Fixed Machines Hide Number Partitioning

The jump from two machines to $k$ machines does not change the basic shape of the reduction. It only changes the number of piles.

For fixed $k$, the problem

$$P_k\mid \varnothing \mid C_{\max }$$

asks for a schedule on $k$ identical machines with minimum makespan. Here $k$ is a constant, not part of the input.

The matching number problem is k-partition: given a multiset $S$ of positive integers whose total sum is $kT$, can $S$ be partitioned into $k$ subsets, each of sum $T$?

For each integer $s\in S$, create one job with processing time

$$p_s=s.$$

Then a schedule with makespan at most $T$ exists exactly when the integers can be split into $k$ groups of sum $T$.

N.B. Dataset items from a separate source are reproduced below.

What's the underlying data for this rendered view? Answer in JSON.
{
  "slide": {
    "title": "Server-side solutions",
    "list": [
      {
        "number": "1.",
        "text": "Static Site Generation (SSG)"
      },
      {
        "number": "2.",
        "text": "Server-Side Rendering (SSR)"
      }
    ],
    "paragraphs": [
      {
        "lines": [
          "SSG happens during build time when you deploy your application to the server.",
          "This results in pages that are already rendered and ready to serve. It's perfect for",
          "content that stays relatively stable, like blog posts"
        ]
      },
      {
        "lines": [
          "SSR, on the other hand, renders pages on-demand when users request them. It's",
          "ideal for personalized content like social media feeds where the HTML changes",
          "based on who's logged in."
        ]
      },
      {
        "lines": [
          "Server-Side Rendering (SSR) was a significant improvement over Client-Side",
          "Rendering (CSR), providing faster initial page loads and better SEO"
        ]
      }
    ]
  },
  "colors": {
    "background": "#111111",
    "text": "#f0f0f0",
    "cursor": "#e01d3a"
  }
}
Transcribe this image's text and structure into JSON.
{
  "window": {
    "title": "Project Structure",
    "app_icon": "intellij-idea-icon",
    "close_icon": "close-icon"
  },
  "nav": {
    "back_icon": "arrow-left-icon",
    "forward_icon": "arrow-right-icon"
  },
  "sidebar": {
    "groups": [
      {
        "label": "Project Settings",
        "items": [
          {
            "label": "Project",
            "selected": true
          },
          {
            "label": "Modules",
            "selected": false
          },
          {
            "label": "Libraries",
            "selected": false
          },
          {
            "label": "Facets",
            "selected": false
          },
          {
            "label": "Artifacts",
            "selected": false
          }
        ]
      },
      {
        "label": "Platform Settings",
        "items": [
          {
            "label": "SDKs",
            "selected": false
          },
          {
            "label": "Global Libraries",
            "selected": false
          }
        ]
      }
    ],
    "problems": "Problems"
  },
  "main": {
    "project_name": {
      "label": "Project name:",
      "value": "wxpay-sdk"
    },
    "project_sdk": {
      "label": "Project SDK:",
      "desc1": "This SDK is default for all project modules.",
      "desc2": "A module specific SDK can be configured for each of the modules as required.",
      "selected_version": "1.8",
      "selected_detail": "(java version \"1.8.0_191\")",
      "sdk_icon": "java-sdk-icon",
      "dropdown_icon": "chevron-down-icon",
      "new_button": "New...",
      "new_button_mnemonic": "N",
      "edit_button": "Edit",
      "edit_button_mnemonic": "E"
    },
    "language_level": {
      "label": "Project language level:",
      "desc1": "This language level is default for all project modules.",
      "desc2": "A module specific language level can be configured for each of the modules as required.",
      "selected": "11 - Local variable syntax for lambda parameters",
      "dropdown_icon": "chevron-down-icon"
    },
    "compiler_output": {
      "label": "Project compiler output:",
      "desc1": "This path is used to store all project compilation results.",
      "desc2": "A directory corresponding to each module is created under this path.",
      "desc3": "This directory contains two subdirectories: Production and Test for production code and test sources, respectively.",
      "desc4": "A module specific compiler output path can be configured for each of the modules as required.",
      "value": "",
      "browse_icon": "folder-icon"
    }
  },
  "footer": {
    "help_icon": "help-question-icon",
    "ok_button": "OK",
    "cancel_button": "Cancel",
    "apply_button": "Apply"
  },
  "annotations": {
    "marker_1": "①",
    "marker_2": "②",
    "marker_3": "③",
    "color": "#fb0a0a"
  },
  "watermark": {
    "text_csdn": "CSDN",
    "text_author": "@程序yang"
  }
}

The proof is the same as for two machines. If the $k$-partition exists, put each subset on one machine. Every machine has load $T$, so the makespan is $T$.

Conversely, suppose there is a schedule with makespan at most $T$. The total processing time is $kT$. Since there are $k$ machines and each machine has load at most $T$, the total load capacity before time $T$ is also $kT$. Therefore every machine must have load exactly $T$. The jobs assigned to each machine give the required $k$ subsets.

This proves weak NP-hardness for fixed $k$. It is weak because the hardness comes from number partitioning. For fixed $k$, the problem can also be solved in pseudo-polynomial time by dynamic programming over the machine loads.

The situation changes when the number of machines is part of the input. The problem

$$P\mid \varnothing \mid C_{\max }$$

is strongly NP-hard. The reduction uses 3-partition. Given $3m$ integers with target triplet sum $T$, create one job per integer and use $m$ machines. Ask whether the makespan is at most $T$.

The bounds in 3-partition force each machine load $T$ to contain exactly three jobs. Since $m$ is part of the input, the reduction gives strong NP-hardness for $P\mid \varnothing \mid C_{\max }$.